Monday, March 22, 2004

IMU CLINICAL SCHOOL VISIT

Went to Seremban last Saturday for the IMU Clinical School visit. Whoa, the campus really is situated in a ulu place man! It's rite, right in the middle of a kampung! But man, I really love the open air design of the building! It's really small compared to its Bukit Jalil partner, espeacially the library, which is really disappointing... But somehow, I kinda like it after we have our tour around the place by a very helpful senior, Ng Kheng. Maybe it's the greenery surrounding the whole campus and within in... I really dislike the white cement surroundings in the Bukit Jalil campus. Yeah, it's warm there, but at least the air is natural, not pumped in by some air-cond.

Nevertheless, after a nice long chat with another senior, Joshua, about life in the partner campus, I can't help but feel... attracted to that kind of life. It's probably dull to many ppl, but I find it very... fulfilling. Perhaps medicine truly is my calling after all! Unlike many of my peers, I'm not disillusioned about the hardship I will face for the coming years. I've talked to many ppl, doctors and senior medical students, and I have quite a realistic view of the costs of being a doctor (lack of sleep, stress, harsh treatment from senior doctors, uncooperative patients, on-call duties late at night, and tons of studies). Yet this is the life I have chosen to attain, for I do have this unexplained passion to help the people. Helping others has always been one of my basis for joy, and I know that I'll find contentment and satisfaction in my job...

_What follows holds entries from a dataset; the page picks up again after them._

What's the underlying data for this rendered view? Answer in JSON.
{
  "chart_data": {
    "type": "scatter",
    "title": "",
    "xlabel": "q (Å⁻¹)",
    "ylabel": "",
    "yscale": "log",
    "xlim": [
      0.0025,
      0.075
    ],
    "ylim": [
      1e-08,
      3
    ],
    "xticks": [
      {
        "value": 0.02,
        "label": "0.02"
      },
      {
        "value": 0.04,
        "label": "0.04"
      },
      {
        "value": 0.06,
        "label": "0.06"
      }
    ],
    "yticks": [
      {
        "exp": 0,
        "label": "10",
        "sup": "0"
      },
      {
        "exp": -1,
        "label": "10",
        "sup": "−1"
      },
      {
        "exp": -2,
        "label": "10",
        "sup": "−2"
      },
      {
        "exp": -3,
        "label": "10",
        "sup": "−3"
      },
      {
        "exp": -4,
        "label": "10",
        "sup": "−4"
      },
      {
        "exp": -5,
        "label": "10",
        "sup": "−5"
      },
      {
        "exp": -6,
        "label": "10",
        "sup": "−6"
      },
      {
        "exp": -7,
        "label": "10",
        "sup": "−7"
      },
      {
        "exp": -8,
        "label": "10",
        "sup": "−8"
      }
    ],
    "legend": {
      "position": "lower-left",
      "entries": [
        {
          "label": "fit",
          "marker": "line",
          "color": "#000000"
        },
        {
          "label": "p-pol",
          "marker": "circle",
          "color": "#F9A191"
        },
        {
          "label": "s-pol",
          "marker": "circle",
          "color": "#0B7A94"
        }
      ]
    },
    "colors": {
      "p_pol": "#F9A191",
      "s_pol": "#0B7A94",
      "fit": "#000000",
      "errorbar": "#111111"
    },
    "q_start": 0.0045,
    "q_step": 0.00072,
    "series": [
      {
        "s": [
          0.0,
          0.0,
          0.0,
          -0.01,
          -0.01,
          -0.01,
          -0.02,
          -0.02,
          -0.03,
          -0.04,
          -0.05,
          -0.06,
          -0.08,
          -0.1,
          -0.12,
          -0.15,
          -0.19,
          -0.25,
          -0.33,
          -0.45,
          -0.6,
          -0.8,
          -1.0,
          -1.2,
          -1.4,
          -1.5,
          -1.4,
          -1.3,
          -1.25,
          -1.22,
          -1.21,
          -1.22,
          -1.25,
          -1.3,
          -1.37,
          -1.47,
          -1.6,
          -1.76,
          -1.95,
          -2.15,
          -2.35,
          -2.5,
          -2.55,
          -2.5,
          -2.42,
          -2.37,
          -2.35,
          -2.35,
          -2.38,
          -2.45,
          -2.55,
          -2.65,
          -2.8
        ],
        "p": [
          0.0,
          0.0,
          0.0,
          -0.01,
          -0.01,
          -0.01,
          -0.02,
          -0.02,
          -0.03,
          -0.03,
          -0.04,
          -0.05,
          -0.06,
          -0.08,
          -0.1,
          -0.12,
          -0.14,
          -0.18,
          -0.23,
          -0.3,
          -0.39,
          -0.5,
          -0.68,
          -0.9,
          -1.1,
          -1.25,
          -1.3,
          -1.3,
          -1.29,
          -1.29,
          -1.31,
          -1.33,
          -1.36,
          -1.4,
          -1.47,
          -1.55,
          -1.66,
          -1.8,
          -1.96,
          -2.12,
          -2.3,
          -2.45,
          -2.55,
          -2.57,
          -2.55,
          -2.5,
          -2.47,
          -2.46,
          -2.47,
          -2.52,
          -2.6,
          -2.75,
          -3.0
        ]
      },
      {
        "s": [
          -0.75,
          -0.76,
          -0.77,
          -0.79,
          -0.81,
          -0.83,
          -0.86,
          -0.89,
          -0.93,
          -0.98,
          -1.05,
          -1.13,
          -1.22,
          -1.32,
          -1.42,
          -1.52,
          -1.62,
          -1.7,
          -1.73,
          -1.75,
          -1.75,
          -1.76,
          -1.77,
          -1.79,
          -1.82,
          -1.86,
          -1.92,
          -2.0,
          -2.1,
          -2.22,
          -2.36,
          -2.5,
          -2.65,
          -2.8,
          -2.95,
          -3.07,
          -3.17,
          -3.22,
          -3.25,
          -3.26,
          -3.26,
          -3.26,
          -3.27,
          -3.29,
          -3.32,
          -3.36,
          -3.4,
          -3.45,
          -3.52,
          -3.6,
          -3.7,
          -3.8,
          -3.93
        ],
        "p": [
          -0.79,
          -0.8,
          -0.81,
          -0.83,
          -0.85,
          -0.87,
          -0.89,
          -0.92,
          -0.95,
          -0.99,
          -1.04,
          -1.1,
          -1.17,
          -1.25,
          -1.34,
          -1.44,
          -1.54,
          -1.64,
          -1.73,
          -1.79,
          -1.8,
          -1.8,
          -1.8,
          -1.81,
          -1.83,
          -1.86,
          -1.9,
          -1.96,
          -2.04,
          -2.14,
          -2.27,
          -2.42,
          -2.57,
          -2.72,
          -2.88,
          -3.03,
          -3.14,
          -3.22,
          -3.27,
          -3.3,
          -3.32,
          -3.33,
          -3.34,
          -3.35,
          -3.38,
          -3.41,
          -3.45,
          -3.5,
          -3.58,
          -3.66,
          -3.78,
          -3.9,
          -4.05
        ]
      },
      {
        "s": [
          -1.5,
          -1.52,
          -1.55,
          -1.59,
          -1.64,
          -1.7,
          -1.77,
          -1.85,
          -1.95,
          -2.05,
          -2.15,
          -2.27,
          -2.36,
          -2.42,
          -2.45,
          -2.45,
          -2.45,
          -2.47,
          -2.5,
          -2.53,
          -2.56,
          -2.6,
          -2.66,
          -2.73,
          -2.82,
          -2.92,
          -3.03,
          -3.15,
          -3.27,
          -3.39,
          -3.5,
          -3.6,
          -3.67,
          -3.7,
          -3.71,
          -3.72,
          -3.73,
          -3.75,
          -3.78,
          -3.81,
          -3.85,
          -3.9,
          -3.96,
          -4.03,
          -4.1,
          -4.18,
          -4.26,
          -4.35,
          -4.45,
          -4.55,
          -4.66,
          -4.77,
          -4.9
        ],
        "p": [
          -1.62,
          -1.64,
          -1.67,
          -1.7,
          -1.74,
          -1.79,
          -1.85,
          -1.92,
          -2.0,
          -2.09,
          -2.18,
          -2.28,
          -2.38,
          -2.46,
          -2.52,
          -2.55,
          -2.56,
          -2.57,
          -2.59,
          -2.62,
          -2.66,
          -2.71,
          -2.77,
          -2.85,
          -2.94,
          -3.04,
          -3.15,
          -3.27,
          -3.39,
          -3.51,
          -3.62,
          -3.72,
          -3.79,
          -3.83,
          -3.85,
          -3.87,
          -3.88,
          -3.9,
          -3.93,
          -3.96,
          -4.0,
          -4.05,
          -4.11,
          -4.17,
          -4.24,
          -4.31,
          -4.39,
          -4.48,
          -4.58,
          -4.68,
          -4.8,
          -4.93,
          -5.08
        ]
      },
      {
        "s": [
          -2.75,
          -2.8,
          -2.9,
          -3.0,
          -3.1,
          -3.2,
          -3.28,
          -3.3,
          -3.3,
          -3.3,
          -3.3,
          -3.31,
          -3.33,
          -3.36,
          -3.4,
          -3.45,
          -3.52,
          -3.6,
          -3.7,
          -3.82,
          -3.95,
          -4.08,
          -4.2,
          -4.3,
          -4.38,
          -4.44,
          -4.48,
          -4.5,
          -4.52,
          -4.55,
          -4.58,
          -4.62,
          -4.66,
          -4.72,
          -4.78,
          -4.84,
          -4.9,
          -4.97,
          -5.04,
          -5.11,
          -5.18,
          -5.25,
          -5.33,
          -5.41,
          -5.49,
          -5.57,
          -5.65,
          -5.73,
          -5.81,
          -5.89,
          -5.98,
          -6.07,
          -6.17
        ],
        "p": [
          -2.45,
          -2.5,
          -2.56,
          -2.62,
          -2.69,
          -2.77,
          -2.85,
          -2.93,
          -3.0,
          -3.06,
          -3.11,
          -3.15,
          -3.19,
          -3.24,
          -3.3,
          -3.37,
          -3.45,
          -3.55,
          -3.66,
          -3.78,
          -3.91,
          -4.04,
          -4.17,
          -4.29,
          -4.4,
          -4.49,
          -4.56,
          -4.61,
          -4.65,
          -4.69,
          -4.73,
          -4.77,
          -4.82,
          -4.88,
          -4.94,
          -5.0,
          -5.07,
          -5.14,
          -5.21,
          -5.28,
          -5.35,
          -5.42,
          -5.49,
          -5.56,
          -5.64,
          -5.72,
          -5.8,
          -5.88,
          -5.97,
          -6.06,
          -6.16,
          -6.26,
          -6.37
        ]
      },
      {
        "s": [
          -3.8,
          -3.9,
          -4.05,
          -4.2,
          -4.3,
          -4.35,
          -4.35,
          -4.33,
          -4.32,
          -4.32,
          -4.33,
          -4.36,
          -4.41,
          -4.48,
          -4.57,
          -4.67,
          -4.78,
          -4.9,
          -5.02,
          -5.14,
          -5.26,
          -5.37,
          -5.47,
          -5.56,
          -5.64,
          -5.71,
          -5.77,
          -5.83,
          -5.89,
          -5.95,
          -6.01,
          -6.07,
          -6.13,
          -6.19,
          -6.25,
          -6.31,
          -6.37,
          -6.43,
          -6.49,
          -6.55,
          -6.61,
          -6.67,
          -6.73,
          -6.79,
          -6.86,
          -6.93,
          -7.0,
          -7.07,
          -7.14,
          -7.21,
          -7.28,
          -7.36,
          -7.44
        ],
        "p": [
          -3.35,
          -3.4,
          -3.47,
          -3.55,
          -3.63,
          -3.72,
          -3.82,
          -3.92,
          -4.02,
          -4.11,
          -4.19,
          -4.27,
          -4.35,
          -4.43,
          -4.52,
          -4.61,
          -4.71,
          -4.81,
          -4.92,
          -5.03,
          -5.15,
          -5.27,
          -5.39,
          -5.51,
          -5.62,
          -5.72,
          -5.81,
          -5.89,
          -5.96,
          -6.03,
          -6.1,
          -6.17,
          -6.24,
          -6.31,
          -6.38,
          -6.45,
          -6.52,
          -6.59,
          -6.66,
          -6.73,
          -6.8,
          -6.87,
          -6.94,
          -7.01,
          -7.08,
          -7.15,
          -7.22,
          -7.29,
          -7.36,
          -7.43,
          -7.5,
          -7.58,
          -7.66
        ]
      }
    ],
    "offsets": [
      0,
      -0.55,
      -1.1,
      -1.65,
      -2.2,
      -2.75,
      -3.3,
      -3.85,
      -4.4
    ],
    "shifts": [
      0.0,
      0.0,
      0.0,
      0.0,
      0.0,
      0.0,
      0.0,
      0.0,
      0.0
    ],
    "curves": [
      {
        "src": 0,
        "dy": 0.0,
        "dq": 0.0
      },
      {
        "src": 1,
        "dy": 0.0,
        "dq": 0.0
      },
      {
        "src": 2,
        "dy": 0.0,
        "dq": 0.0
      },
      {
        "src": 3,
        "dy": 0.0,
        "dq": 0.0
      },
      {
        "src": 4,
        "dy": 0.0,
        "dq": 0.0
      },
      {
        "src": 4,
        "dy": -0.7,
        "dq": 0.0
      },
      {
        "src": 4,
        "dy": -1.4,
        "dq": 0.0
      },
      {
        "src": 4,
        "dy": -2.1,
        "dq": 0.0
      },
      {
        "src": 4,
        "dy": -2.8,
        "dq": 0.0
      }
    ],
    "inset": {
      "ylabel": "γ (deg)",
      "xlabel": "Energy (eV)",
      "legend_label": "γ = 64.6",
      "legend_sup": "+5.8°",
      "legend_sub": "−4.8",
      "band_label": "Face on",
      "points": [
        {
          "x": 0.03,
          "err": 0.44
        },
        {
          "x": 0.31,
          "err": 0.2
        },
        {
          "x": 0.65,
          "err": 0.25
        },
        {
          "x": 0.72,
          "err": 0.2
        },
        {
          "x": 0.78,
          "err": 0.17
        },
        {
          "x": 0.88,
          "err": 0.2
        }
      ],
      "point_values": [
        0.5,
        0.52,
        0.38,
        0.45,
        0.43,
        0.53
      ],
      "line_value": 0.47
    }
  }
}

...But how long will it lasts? My uncle, now a specialist and a consultant, has admitted that though once he was motivated by the need to help others, money comes 1st to him now... So will I lose this...idealism, this enthusiasm I'm having now, say, in 20, 30 years time? Would I become a "bloodsucking" doctor, as Ng Kheng has mercilessly puts it? Or will I carry this passion to help people to my grave? I certainly do hope so... But will I? Will I?

Then again, I'm still in the very 1st semester of my medical studies, and still have plenty of tests to pass b4 I even become a GP (Ng Kheng ranked the level of a medical student as an unicellular organism, and a GP as an amoeba). So I'll juz focus on my studies now, and try to make it to the Dean's List. Yet I guess I have to frequently question myself why I have chosen medicine as a profession, so that I'll be constantly reminded of why I'm struggling so hard for...

Anyway, we left the campus by 12.30pm... Nv get to visit the hospital though. I kinda feel sad when I left the place, for who knows when will I see it again? And all the helpful and caring seniors that I've met, will we ever meet again? Perhaps we will, when we're working in government hospitals in the future... And I'll be looking forward to that!